FITについては、「導入を促進するための駆動装置であり、子供たちが成長するとともに補助輪を外して自転車をこぐように、いつかは外していかなければならないもの」と表現。
「主力電源化ということは、他の電源と競い合いながら、これに勝ち抜かなければならないということでもある」と強調した。あわせて、「我々行政サイドも襟を正し、国民の皆様のご理解を得られるよう、きちっとした仕組みづくり、枠組みづくりに邁進していきたい」とアピールした。
自民党再エネ議連
太陽光発電産業を支援
柴山昌彦文部科学大臣(自民党 再エネ議連 会長)
秋本真利衆議院議員(自民党 再エネ議連 事務局長)
来賓挨拶を行った国会議員は、いずれも自由民主党 再生可能エネルギー普及拡大議員連盟に属する衆議院議員。同議連の会長を務める柴山昌彦文部科学大臣と、同事務局長・秋本真利氏の2人だ。

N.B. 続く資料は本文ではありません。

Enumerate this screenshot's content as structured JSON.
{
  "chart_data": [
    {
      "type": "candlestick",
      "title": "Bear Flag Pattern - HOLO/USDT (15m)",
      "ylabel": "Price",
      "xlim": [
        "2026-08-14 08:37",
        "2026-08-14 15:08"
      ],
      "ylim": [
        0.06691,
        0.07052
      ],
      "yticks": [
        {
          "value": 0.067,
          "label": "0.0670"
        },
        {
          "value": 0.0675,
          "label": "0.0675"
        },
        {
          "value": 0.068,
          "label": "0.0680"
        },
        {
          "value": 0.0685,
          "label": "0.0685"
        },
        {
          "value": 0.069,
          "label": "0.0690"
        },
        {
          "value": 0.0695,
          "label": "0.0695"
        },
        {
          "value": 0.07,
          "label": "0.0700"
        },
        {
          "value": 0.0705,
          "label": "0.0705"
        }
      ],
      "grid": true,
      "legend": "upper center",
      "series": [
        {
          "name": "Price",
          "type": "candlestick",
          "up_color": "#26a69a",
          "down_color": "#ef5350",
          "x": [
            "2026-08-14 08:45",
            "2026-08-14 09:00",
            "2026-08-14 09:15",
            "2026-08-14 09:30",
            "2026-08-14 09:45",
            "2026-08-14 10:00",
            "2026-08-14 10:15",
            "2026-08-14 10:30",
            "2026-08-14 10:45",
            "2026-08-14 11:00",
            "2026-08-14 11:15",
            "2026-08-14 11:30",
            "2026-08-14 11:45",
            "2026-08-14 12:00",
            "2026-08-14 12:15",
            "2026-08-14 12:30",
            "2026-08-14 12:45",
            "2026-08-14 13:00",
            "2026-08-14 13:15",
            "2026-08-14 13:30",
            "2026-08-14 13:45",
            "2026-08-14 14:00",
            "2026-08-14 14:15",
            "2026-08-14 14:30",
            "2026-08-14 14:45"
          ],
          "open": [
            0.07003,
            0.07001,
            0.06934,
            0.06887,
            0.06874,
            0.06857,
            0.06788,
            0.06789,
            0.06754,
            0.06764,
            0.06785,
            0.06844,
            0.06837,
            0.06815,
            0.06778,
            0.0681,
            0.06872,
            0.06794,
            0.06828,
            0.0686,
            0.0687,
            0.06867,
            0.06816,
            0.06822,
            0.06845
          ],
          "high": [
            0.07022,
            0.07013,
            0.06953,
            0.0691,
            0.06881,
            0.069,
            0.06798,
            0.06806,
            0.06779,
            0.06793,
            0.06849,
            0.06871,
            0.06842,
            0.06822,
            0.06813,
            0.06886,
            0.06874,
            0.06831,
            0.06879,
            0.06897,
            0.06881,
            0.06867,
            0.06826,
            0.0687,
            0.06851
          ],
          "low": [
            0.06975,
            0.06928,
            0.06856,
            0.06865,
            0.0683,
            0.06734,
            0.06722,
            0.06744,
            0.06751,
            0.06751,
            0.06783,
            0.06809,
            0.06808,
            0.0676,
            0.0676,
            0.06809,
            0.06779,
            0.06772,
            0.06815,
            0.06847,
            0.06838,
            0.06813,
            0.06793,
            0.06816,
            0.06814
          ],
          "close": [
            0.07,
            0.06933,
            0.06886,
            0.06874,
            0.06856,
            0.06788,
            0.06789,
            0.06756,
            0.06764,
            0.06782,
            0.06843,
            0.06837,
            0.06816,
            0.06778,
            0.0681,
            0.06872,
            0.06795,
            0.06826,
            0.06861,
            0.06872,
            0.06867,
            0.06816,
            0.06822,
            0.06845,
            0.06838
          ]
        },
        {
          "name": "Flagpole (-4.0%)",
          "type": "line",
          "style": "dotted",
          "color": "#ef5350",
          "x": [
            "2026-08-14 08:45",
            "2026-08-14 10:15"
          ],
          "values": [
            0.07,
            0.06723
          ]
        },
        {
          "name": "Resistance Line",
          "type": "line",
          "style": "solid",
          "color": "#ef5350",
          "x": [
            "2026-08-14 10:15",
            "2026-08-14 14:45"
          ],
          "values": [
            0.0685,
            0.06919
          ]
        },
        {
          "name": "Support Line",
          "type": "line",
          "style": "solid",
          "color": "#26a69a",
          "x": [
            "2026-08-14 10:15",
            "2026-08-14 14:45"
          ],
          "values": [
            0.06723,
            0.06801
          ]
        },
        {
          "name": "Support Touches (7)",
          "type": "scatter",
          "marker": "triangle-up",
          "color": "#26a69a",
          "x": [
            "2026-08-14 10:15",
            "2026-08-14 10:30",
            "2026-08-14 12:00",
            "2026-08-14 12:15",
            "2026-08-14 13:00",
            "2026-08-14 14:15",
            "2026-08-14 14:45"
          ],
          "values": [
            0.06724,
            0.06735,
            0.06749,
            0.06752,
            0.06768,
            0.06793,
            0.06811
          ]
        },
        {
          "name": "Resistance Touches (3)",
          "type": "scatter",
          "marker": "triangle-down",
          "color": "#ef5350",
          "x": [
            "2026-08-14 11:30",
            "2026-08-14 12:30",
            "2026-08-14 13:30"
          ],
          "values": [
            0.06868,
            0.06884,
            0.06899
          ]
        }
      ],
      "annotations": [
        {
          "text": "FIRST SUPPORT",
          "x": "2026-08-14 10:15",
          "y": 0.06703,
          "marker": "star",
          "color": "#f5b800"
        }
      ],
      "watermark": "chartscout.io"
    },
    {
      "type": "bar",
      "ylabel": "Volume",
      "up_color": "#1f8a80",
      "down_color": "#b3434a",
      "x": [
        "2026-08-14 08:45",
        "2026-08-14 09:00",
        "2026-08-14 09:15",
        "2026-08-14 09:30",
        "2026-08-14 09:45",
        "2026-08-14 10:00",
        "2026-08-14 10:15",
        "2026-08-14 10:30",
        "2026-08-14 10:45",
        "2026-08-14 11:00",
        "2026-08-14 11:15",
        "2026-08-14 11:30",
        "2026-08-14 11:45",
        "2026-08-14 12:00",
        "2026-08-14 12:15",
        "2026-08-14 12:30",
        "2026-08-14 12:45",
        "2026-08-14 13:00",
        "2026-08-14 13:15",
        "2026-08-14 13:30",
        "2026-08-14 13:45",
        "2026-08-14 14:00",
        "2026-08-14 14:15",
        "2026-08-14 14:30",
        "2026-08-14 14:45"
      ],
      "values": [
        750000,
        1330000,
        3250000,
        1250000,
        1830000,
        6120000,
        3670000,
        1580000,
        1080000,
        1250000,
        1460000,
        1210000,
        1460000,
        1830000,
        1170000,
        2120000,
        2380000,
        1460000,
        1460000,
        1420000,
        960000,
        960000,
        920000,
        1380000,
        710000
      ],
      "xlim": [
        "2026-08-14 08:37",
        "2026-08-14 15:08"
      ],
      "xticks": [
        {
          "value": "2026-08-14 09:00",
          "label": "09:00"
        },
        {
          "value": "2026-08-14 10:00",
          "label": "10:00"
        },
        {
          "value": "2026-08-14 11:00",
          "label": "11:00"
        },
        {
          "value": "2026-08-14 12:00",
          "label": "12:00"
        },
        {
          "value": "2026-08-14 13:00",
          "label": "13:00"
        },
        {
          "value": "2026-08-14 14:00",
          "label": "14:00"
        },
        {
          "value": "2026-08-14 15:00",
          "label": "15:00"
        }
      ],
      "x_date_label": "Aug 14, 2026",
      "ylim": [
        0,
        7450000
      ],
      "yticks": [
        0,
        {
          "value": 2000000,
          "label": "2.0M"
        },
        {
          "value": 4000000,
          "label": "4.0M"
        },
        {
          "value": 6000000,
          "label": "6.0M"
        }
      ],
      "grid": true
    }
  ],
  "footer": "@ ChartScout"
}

柴山氏は再エネ議連を代表して、「昨年は未稼働案件の取り扱いについて大変な心配をかけたが、経済産業省との真摯な意見交換等によって、遡及適用に経過措置が設けられるなど一定の尽力ができた。これからも、よりいっそう国内基盤を充実させ、事業者の皆様の努力にしっかりと応えていきたい」と語った。
秋本氏も「太陽光発電にかかる期待には大変大きなものがある。悪い事業者に退場してもらうとともに、良い事業者に対しては事業の予見性・安定性が高まるようサポートしていきたい」と、健全な太陽光発電産業の後押しを約束した。
来賓挨拶の後は、自由に情報交換が行われ、笑顔の絶えないひとときとなった。JPEA 2019年 新春交流会は、主力電源化に向かう再エネのトップランナーとして、太陽光発電の未来に明るい希望を抱かせるものだった。